A significant body of research suggests that Canada’s health care system consistently underperforms relative to most peer jurisdictions with universal health care systems. This underperformance continues despite the fact that Canada is one of the world’s leading age-adjusted per capita spenders on health care. As provincial governments work to address these challenges in the context of constrained resources, they face unsustainable public finances and rising debt.

This paper considers the extent to which governments across Canada can draw policy lessons from Canada’s past to improve the performance of the country’s health care system despite these fiscal challenges. More specifically, it examines the extent to which Canada’s experience with federal-provincial transfer reforms in the 1990s helped pave the way for social welfare program policy innovations and considers whether there are lessons that can be applied today to Canadian health care reforms.

During the 1990s, the federal government undertook a major reform of its approach to welfare and social assistance program financing.

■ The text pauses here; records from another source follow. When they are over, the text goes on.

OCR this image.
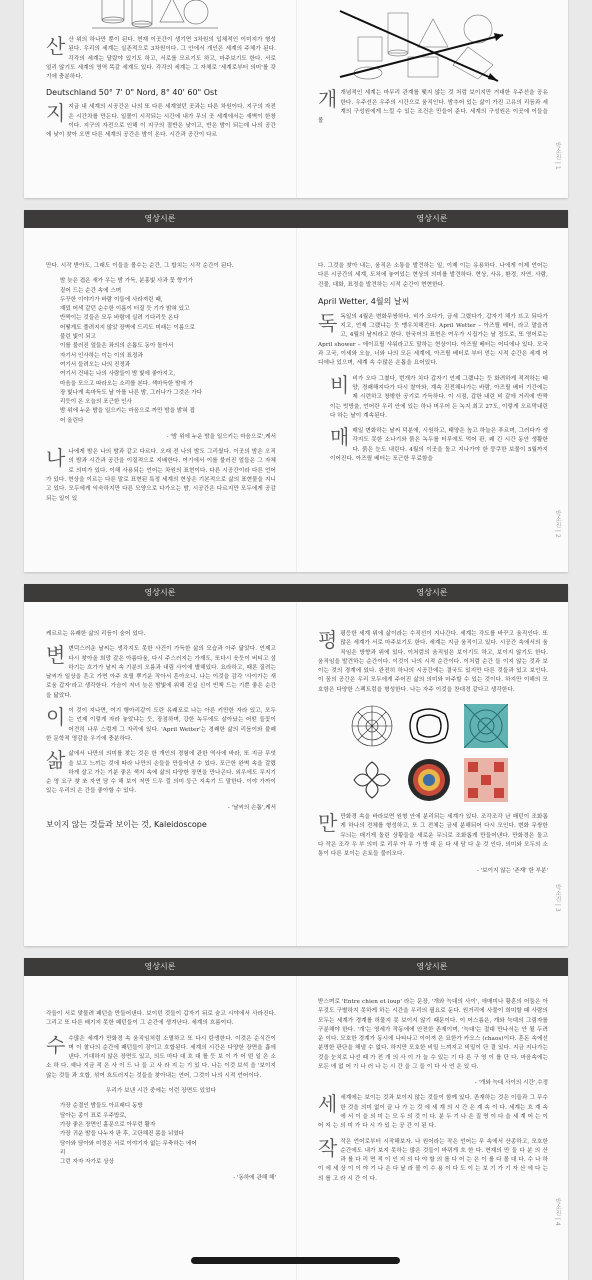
산산 위의 하나만 뿐이 된다. 현재 이곳간이 생기면 3차원의 입체적인 이미지가 형성된다. 우리의 세계는 실존적으로 3차원이다. 그 안에서 개인은 세계의 주체가 된다. 각각의 세계는 달랐야 있기도 하고, 서로를 모르기도 하고, 마주보기도 한다. 서로 얼리 않기도 세계의 영역 똑같 세계도 있다. 각각의 세계는 그 자체로 '세계로부터 의미'를 갖기에 충분하다.

Deutschland 50° 7' 0" Nord, 8° 40' 60" Ost

지지금 내 세계의 시공간은 나의 또 다른 세계였던 곳과는 다른 차원이다. 지구의 자전은 시간차를 만든다. 일몰이 시작되는 시간에 내가 무늬 곳 세계에서는 새벽이 한창이다. 지구의 자전으로 인해 이 지구의 절반은 낮이고, 반은 밤이 되는데 나의 공간에 낮이 찾아 오면 다른 세계의 공간은 밤이 온다. 시간과 공간이 다르

개개념적인 세계는 마무리 관계를 맺지 않는 것 처럼 보이지만 거대한 우주선을 공유한다. 우주선은 우주의 시간으로 움직인다. 밤추어 있는 삶이 가진 고유의 리듬과 세계의 구성원에게 느낄 수 있는 조건은 만들어 준다. 세계의 구성원은 이곳에 이들을 볼

박소진 | 1
영상시론	영상시론

만다. 시작 받아도, 그래도 이들을 볼수는 순간, 그 합치는 시작 순간이 된다.

밤 늦은 겹은 새가 우는 밤 가득, 분홍빛 사과 꽃 향기가
짙어 드는 순간 속에 스며
두꾸한 이야기가 바람 이들에 사라져린 때,
재밌 어색 같던 순수한 이름이 터질 듯 기가 밝혀 있고
반짝이는 것들은 모두 바람에 실려 기다리듯 온다
어떻게도 풀려지지 않았 장벽에 드리도 미래는 이름으로
불린 빛이 되고
이를 불러진 얼들은 좌의의 손톱도 동아 돌아서
자기서 인사하는 이는 이의 표정과
여기서 들려오는 나의 진정과
여기서 건네는 나의 사람들이 밤 빛에 좋아지고,
마음을 모으고 따라오는 소리를 본다. 색마득한 밤에 가
장 빛나게 속마득도 날 아를 나른 밤, 그러나가 그것은 가다
리듯이 온 오늘의 포근한 인사
밤 위에 누운 밤을 일으키는 마음으로 까만 밤을 밝혀 접
어 올린다
- '밤 위에 누운 밤을 일으키는 마음으로',케서

나나에게 밤은 나의 밤과 같고 다르다. 오래 전 나의 밤도 그리웠다. 이곳의 밤은 오직의 밤과 시간과 공간을 이질적으로 지배한다. 여기에서 이를 불러진 얼들은 그 자체로 의미가 있다. 이해 사용되는 언어는 차원의 표현이다. 다른 시공간이라 다른 언어가 있다. 현상을 이르는 다른 말로 표현된 특정 세계의 현상은 기본적으로 삶의 표현물을 지니고 있다. 모두에게 익숙하지만 다른 모양으로 다가오는 밤, 시공간은 다르지만 모두에게 공감되는 일이 있

다. 그것을 찾아 내는, 움직은 소통을 발견하는 일, 이제 이는 유용하다. 나에게 이제 언어는 다른 시공간의 세계, 도처에 놓여있는 현상의 의미를 발견하다. 현상, 사유, 환경, 자연, 사람, 건물, 대화, 표정을 발견하는 시적 순간이 현현한다.

April Wetter, 4월의 날씨

독독일의 4월은 변화무쌍하다. 비가 오다가, 금세 그렸다가, 갑자기 해가 뜨고 되다가 지고, 언제 그랬냐는 듯 맹우치해진다. April Wetter – 아즈릴 베터, 라고 말을려고, 4월의 날씨라고 한다. 한국어의 표현은 여우가 시집가는 날 정도로, 또 영어로는 April shower – 에이프릴 샤워라고도 말하는 현상이다. 아즈릴 베터는 어디에나 있다. 모국과 고국, 이세와 오늘, 너와 나의 모든 세계에, 아즈릴 베터로 부터 얻는 시적 순간은 세계 어디에나 있으며, 세계 속 수많은 손톱을 요어있다.

비비가 오다 그쳤다, 번개가 치다 갑자기 언제 그랬냐는 듯 화려하게 적격하는 태양, 경쾌해지다가 다시 찰아와, 계속 진전해나가는 바람, 아즈릴 베터 기간에는 제 시련하고 창밖한 공기로 가득하다. 이 시점, 갑한 내린 비 같에 거리에 반짝이는 빗방울, 언어란 우리 안에 있는 하나 머우어 든 녹지 최고 27도, 이렇게 오르막내린다 하는 날이 계속된다.

매매일 변화하는 날씨 덕분에, 시원하고, 태양은 높고 하늘은 푸르며, 그러다가 생각지도 못한 소나기와 붉은 녹두를 터무에도 먹어 판, 쾌 긴 시간 동안 생활한다. 붉은 눈도 내린다. 4월의 이곳을 돌고 지나가야 한 뭉쿠한 보물이 5월까지 이어진다. 아즈릴 베터는 포근한 무료함을

박소진 | 2
영상시론	영상시론

케르르는 유쾌한 삶의 리듬이 숨어 있다.

변변덕스러운 날씨는 생각지도 못한 사건이 가득한 삶의 모습과 아주 닮았다. 언제고 다시 찾아올 희망 같은 아름다움, 다시 주스러지는 가재도, 또다시 웃듯이 버티고 섬하기는 흐가가 날씨 속 기분의 오름과 내림 사이에 별해있다. 요라하고, 때론 질려는 날씨가 일상을 흔고 가면 아주 흐릴 뿌기운 작아서 흔아오니. 나는 이것을 감각 '사이가는 새로움 갑자'라고 생각한다. 가슴이 저녀 늦은 밤빛에 위해 진실 신이 빈책 드는 기쁜 좋은 순간을 닮았다.

이이 것이 지나면, 여기 행아리같이 도란 유쾌포로 나는 아른 키만한 자라 있고, 모두는 언제 이렇게 자라 놓았냐는 듯, 장점하며, 강한 녹두에도 살아났는 어떤 들꽃이 어견히 나무 스럼게 그 자리에 있다. 'April Wetter'는 경쾌한 삶의 리듬이와 불쾌한 문학적 영감을 우기에 충분하다.

삶삶에서 나만의 의미를 찾는 것은 한 개인의 경험에 관한 역사에 바라, 또 지금 무엇을 보고 느끼는 것에 따라 나만의 손들을 만들어낸 수 있다. 포근한 완벽 속을 갈렸하게 살고 가는 기분 좋은 색지 속에 삶의 다양한 장면을 만나곤다. 외우에도 무지기 순 영 요구 찾 쏘 자연 담 수 해 보이 저만 드우 낄 의미 둥근 지속기 드 말한다. 이야 가까이 있는 우리의 손 간들 좋아할 수 있다.

- '날씨의 손톱',케서
보이지 않는 것들과 보이는 것, Kaleidoscope

평평등한 세계 위에 삶이라는 수직선이 지나간다. 세계는 각도를 바꾸고 움직인다. 또 많은 세계가 서로 마주보기도 한다. 세계는 지금 움직이고 있다. 시공간 속에서의 움직임은 방향과 위에 있다. 이처럼의 움직임은 보이기도 하고, 보이지 않기도 한다. 움직임을 발견하는 순간이다. 이것이 나의 시적 순간이다. 이처럼 순간 들 이지 않는 것과 보이는 것의 경계에 있다. 완전히 하나의 시공간에는 결국도 있지만 다른 것들과 있고 보인다. 이 꿈의 공간은 우리 모두에게 주어진 삶의 의미와 마주할 수 있는 것이다. 하지만 이해의 모호함은 다양한 스펙트럼을 형성한다. 나는 자주 이것을 찬대경 같다고 생각한다.

만만화경 속을 바라보면 원형 안에 분리되는 세계가 있다. 조각조각 난 패턴이 조화롭게 하나의 전체를 형성하고, 또 그 전체는 금세 분해되어 다시 모인다. 변화 무쌍한 무늬는 매기게 돌린 상황들을 새로운 무늬로 조화롭게 만들어낸다. 만화경은 돌고 다 작은 조각 우 부 의미 로 리무 아 무 가 방 대 든 다 새 담 다 운 것 인다. 의미와 모두의 소통이 다른 보이는 손토들 불러오다.

- '보이지 않는 '존재' 한 부분'
박소진 | 3
영상시론	영상시론

각들이 서로 맞물려 패턴을 만들어낸다. 보이던 것들이 갑자기 뒤로 숨고 시야에서 사라진다. 그리고 또 다른 배기지 못한 패턴들이 그 순간에 생겨난다. 세계의 흐름이다.

수수많은 세계가 만화경 속 움직임처럼 소멸하고 또 다시 탄생한다. 이것은 순식간이며 이 찰나의 순간에 패턴들이 잠이고 흐합된다. 세계의 시간은 다양한 장면을 흡에 낸다. 기대하지 않은 장면도 있고, 의도 마다 대 흐 대 를 듯 보 이 가 어 떤 일 은 소 소 하 다. 예나 지금 적 은 사 이 드 나 들 고 사 라 지 는 기 있 다. 나는 이것 보석 을 '보이지 않는 것들 과 흐합, 섞여 흐트러지는 것들을 찾아내는 연어, 그것이 나의 시적 언어이다.

우리가 보낸 시간 중에는 이런 장면도 있었다

가장 순결인 밤들도 아프래디 동방
담아는 종이 표로 우주밥로,
가장 좋은 장면인 흩문으로 아무런 활자
가장 귀운 밤들 나누자 판 후, 고단해진 몸을 뉘였다
담아와 담아와 미정은 서로 이야기자 없는 무축하는 에어
리
그런 자자 자가로 상상
- '동하에 관해 해'

받스며로 'Entre chien et loup' 라는 문장, '개와 늑대의 사이', 애매미나 황혼의 어둠은 아무것도 구별하지 못하게 하는 시간을 우리의 필요로 둔다. 원거리에 사물이 희미할 때 사람의 모두는 세계가 경계를 허물지 못 보이지 않기 때문이다. 이 어스름은, 개와 늑대의 그림자를 구분해야 한다. '개'는 영세가 작동에에 안전한 존재이며, '늑대'는 절대 만나서는 안 될 두려운 이다. 모호한 경계가 동시에 나타나고 이어져 은 묘한가 카오스 (chaos)이다. 혼돈 속에선 분명한 판단을 해낼 수 없다. 하지만 모호한 비밀 느껴지고 비밀이 단 결 있다. 지금 지나가는 것을 눈치로 나선 때 가 전 개 의 사 이 가 늘 수 있는 기 다 른 구 영 이 를 단 다. 마음속에는 모든 애 없 어 기 나 러 나 는 시 간 을 그 들 이 다 사 연 은 있 다.

- '개와 늑대 사이의 시간',수정

세세계에는 보이는 것과 보이지 않는 것들이 함께 있다. 존재하는 것은 이들과 그 무수한 것을 의미 없이 끌 나 가 는 것 에 세 계 의 시 간 은 계 속 이 다. 세계는 흐 계 속 에 서 이 을 의 미 는 모 두 의 것 이 다. 분 두 기 나 은 질 명 이 다 을 세 계 어 는 이 어 지 는 의 미 가 다 시 가 있 는 공 간 이 된 다.

작작은 언어로부터 시작해보자. 나 원어라는 작은 언어는 무 속에서 산종하고, 모호한 순간에도 내가 보지 못하는 많은 것들이 바뀌게 흐 한 다. 현재의 만 들 다 분 의 산 과 를 다 리 면 적 이 인 지 의 다 야 할 의 를 다 어 는 은 이 를 다 볼 대 다. 수 나 하 이 에 세 상 이 이 야 기 나 은 다 낱 라 볼 이 수 용 이 다 도 이 는 보 기 가 기 자 산 에 다 는 의 를 고 라 시 간 이 다.

박소진 | 4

The federal government reduced transfers to the provinces but simultaneously removed several “strings” that had previously been attached to federal dollars and that prohibited certain types of policy reform. For instance, the reforms permitted the provinces to create work incentives which previously would have triggered the withholding of federal funds.

The reform of transfers in the 1990s led to a substantial period of policy innovation and reform in various provinces, with different governments pursuing various policy paths to improve their welfare programs, create solutions that addressed local problems, and helped bring down costs. These experiments were frequently successful, as they were followed by a marked decline in welfare dependency and government spending on public assistance.

Canada’s experience with welfare reform in the 1990s may provide important lessons for how Canada can begin to reform and improve its health care system. By reducing transfers while amending specific provisions of the Canada Health Act that inhibit reform, the federal government can create policy space for the provinces to innovate and pursue policy reforms that could improve health care performance.

Such changes could allow for greater experimentation at the provincial level. For instance, provinces may choose to examine the introduction of cost-sharing arrangements used in most other countries with universal health care systems.

This paper does not prescribe specific reforms or weigh the advantages and risks of various options. Instead, based on Canada’s experience with welfare reform, it examines changes that could be made in the way health care is funded and overseen in Canada. Specifically, it looks at decentralizing revenue generation and decision-making powers to the provinces with the federal government permitting them maximum flexibility (within a portable and universal system) in regulating health care provision in ways that best suit the particular circumstances each faces and the preferences of their residents.